Today after work, I spent time with my friend Sarah just eating good food and talking. We've both had a pretty stressful week for similar but unrelated reasons, so it was nice to just catch up and get on the same page again. While I was going on one of my usual imposter syndrome pity parties, she said something that really stuck with me, a quote that she'd seen recently:
Luck is just where preparedness and opportunity intersect.
I absolutely love this. I want to write it down and hang it up on my corkboard.
It's easy to dismiss yourself and envy others by saying "They're luckier than me" but it's just that those people worked hard and were able to take the opportunities that came to them. I've definitely had big opportunities pass me by because I wasn't prepared to take them at those times. I regret some of those because I could have done better. I've also been very prepared for things, but then the opportunities just never open up for me. But better the latter than the former. Opportunities are not within my control. I can't get companies to fire their current writers or create new positions just for me. However, I can work on myself and make sure that I'm ready for when opportunity comes knocking.
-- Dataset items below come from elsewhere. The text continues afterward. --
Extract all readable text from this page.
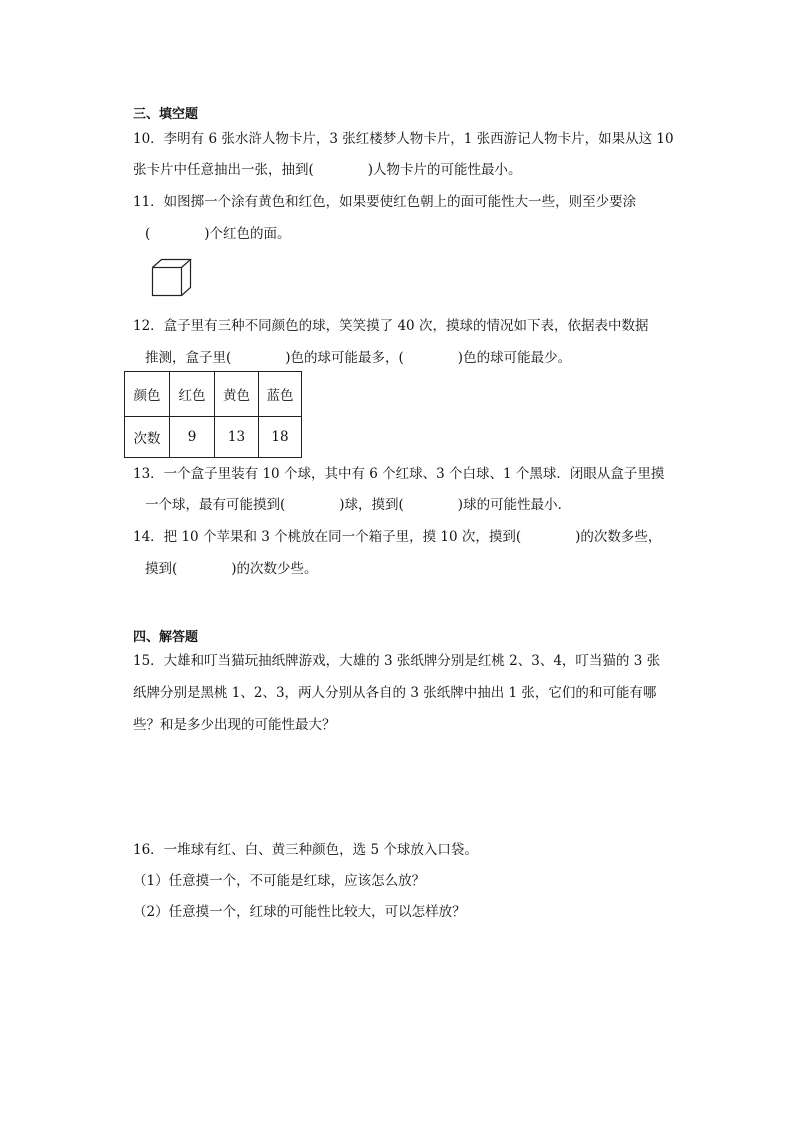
三、填空题
10．李明有 6 张水浒人物卡片，3 张红楼梦人物卡片，1 张西游记人物卡片，如果从这 10
张卡片中任意抽出一张，抽到(　　　　)人物卡片的可能性最小。
11．如图掷一个涂有黄色和红色，如果要使红色朝上的面可能性大一些，则至少要涂
(　　　　)个红色的面。
12．盒子里有三种不同颜色的球，笑笑摸了 40 次，摸球的情况如下表，依据表中数据
推测，盒子里(　　　　)色的球可能最多，(　　　　)色的球可能最少。
颜色	红色	黄色	蓝色
次数	9	13	18
13．一个盒子里装有 10 个球，其中有 6 个红球、3 个白球、1 个黑球．闭眼从盒子里摸
一个球，最有可能摸到(　　　　)球，摸到(　　　　)球的可能性最小．
14．把 10 个苹果和 3 个桃放在同一个箱子里，摸 10 次，摸到(　　　　)的次数多些，
摸到(　　　　)的次数少些。
四、解答题
15．大雄和叮当猫玩抽纸牌游戏，大雄的 3 张纸牌分别是红桃 2、3、4，叮当猫的 3 张
纸牌分别是黑桃 1、2、3，两人分别从各自的 3 张纸牌中抽出 1 张，它们的和可能有哪
些？和是多少出现的可能性最大？
16．一堆球有红、白、黄三种颜色，选 5 个球放入口袋。
（1）任意摸一个，不可能是红球，应该怎么放？
（2）任意摸一个，红球的可能性比较大，可以怎样放？
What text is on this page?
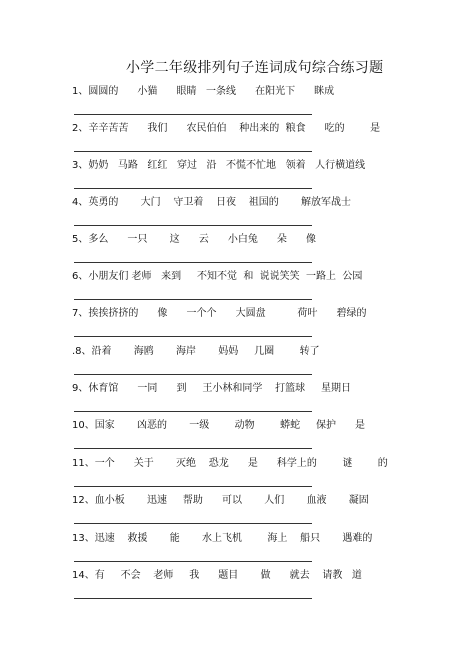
小学二年级排列句子连词成句综合练习题
1、圆圆的      小猫      眼睛   一条线      在阳光下      眯成
2、辛辛苦苦      我们      农民伯伯    种出来的  粮食      吃的        是
3、奶奶   马路   红红   穿过   沿   不慌不忙地   领着   人行横道线
4、英勇的       大门    守卫着    日夜    祖国的       解放军战士
5、多么      一只       这      云      小白兔      朵      像
6、小朋友们 老师   来到     不知不觉  和  说说笑笑  一路上  公园
7、挨挨挤挤的      像      一个个      大圆盘          荷叶      碧绿的
.8、沿着       海鸥       海岸       妈妈     几圈        转了
9、休育馆      一同      到     王小林和同学    打篮球     星期日
10、国家       凶恶的       一级        动物        蟒蛇     保护      是
11、一个      关于       灭绝    恐龙      是      科学上的        谜        的
12、血小板       迅速     帮助      可以       人们       血液       凝固
13、迅速    救援       能       水上飞机        海上    船只       遇难的
14、有     不会    老师     我      题目       做      就去    请教   道
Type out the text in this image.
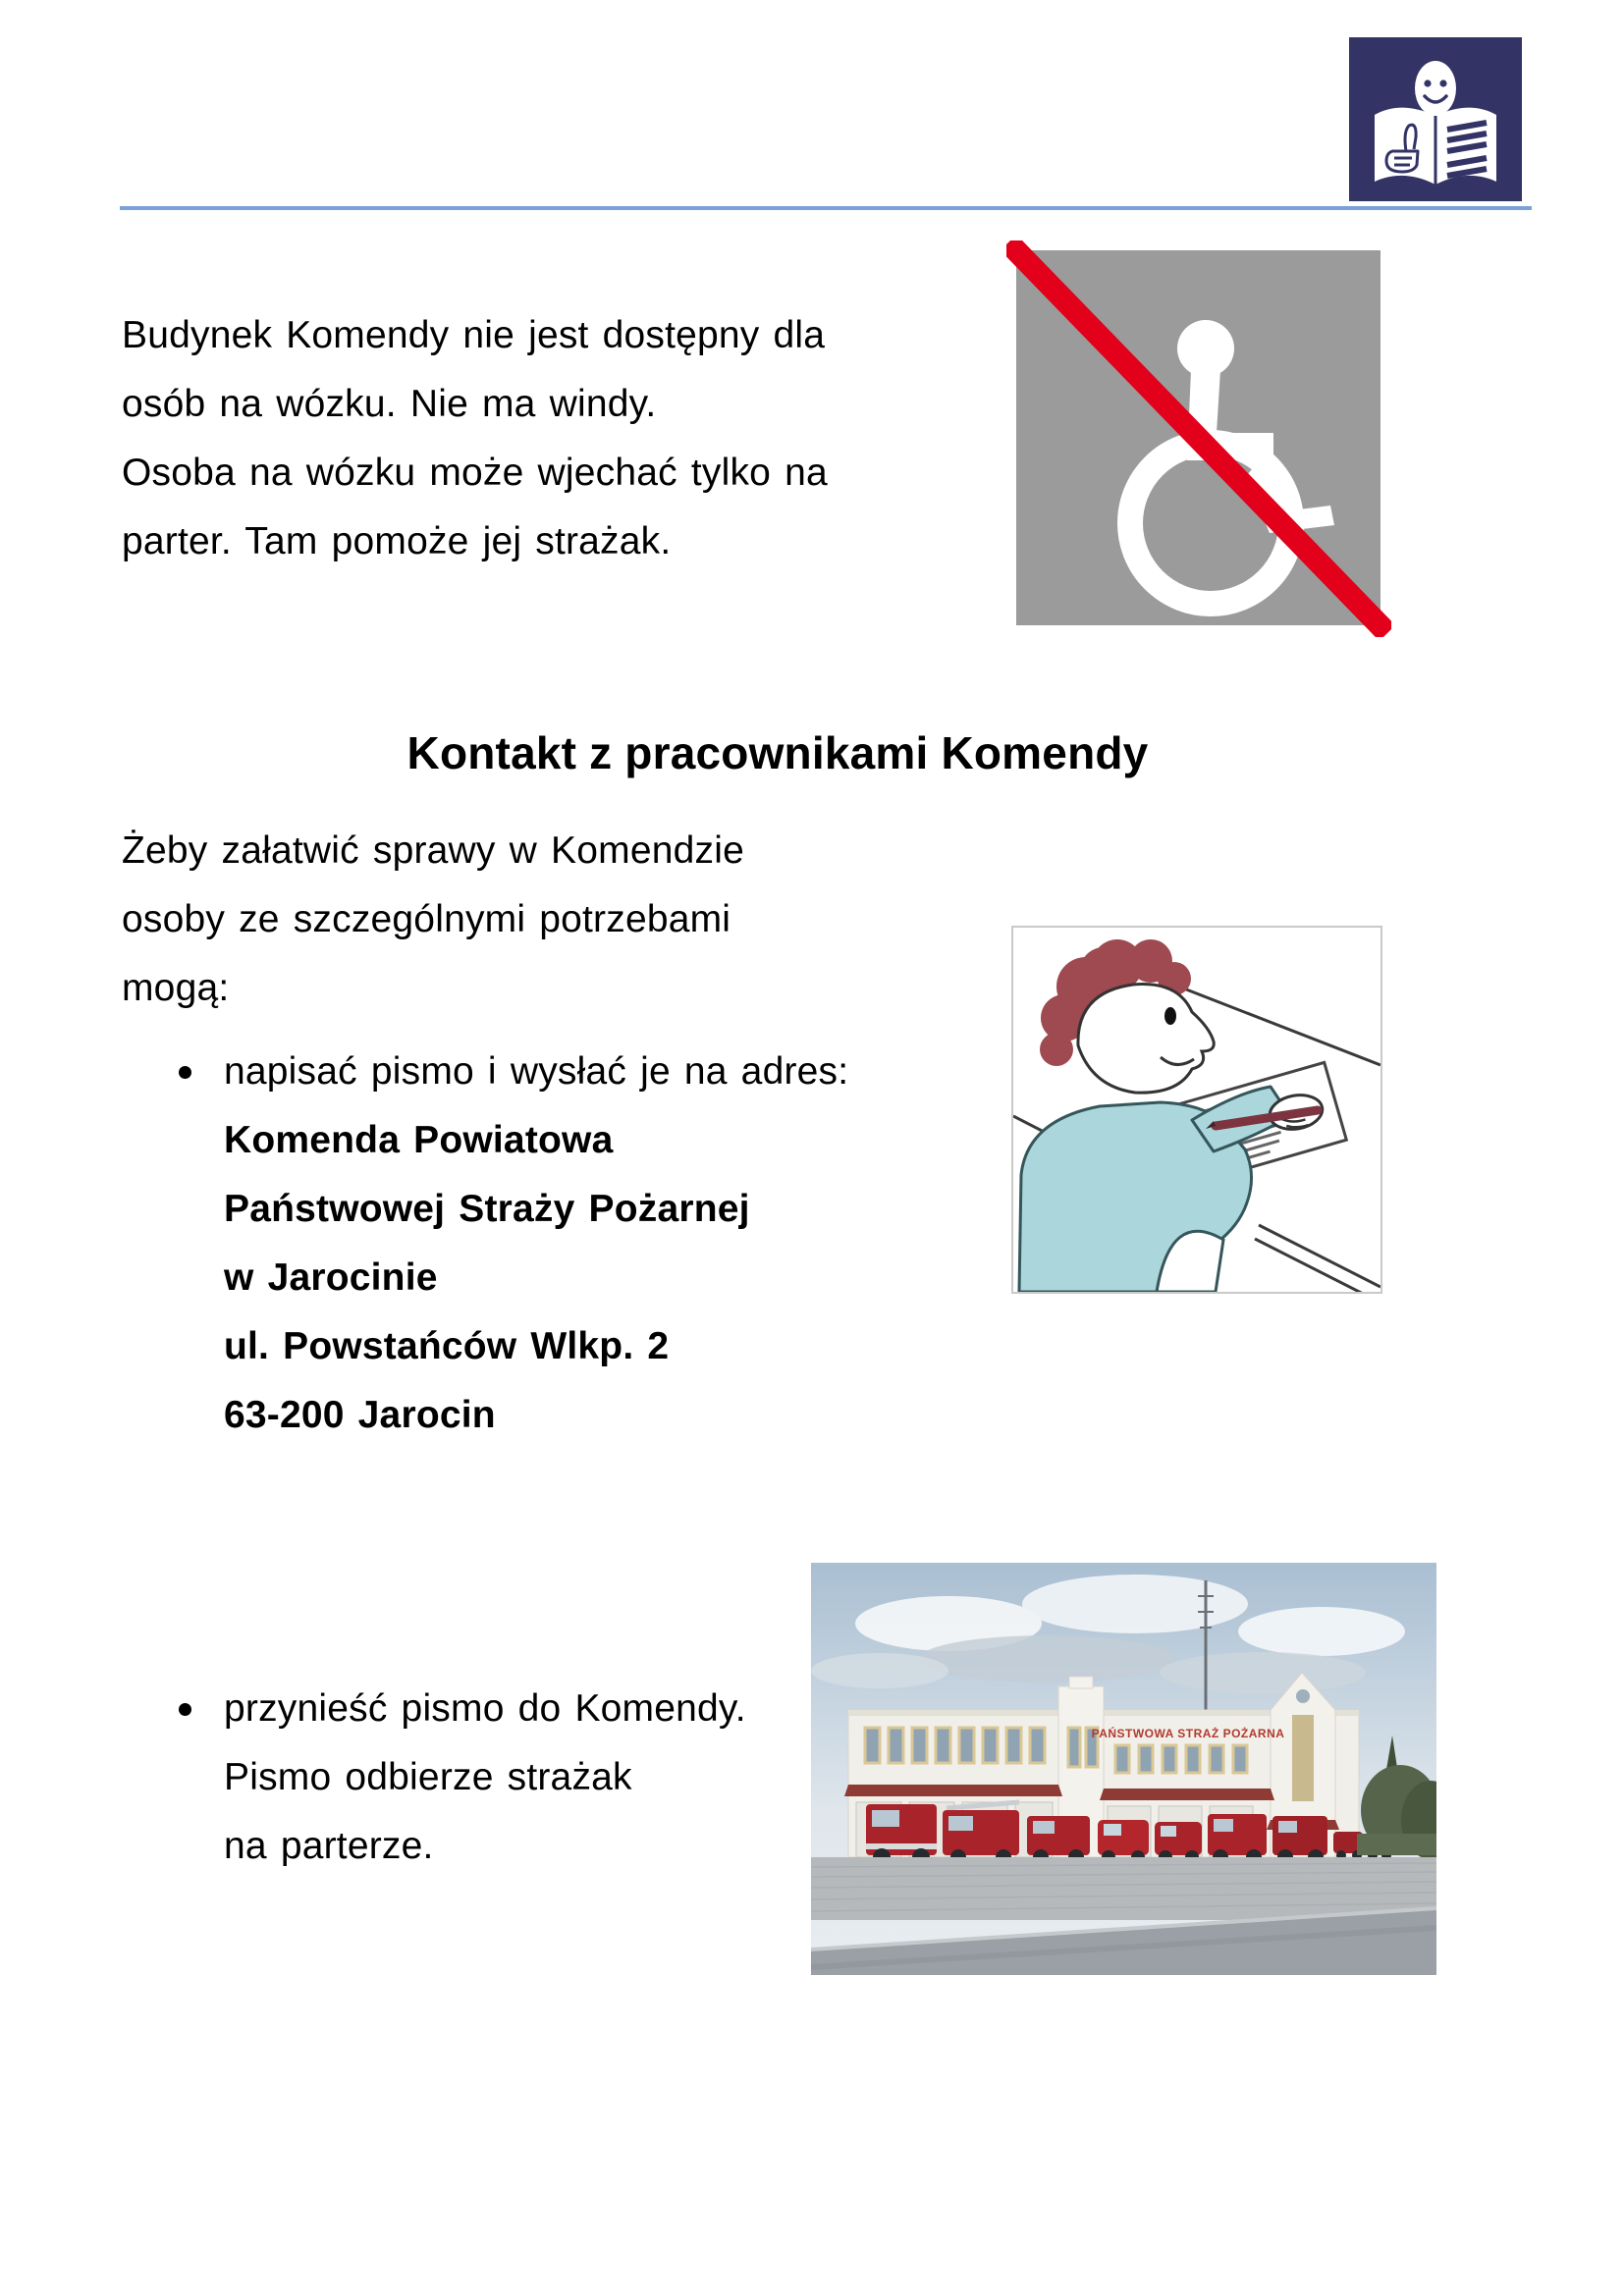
Budynek Komendy nie jest dostępny dla
osób na wózku. Nie ma windy.
Osoba na wózku może wjechać tylko na
parter. Tam pomoże jej strażak.
Kontakt z pracownikami Komendy
Żeby załatwić sprawy w Komendzie
osoby ze szczególnymi potrzebami
mogą:
napisać pismo i wysłać je na adres:
Komenda Powiatowa
Państwowej Straży Pożarnej
w Jarocinie
ul. Powstańców Wlkp. 2
63-200 Jarocin
przynieść pismo do Komendy.
Pismo odbierze strażak
na parterze.
PAŃSTWOWA STRAŻ POŻARNA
I remember the last time a writing position opened up at a game company I like, they required an English degree. I don't have one. I'm not going to be able to get one. That's something I can't really help... Yes, technically I can go back to school and get another bachelor's degree, but I don't think that would be worth it at the end of the day. So with just the psychology degree I've got to improve myself as much as I can in other areas. Beef up my portfolio. Make connections. Get out there and just write more. I can't neglect things like networking and dutifully updating my social media.
I'm going to be just fine. I'm going to keep working hard and honing my craft. I am a better writer today than I was yesterday. I'll be a better one tomorrow.
My inner demon whispers to me: you're weak. you can't do it. you're all alone in this world and you will die a nameless failure.
I accept that demon. It's a demon of fear, anxiety. It's the me who has been rejected, stepped on, and hurt. It's the me who is afraid of change, afraid of risking my heart again. But I accept it. I don't want to reject it because if I'm not afraid, it means I don't care. And I do care, I really care. So it's okay that I think those things. It's okay that I have those days where all I want to do is relax and hide away from all that external stimuli. Because I'll make peace with that demon and I'll rise again the next day.
I hope that wherever you are right now in your life's journey, whatever your hopes and dreams, that you can make peace with your demons, too.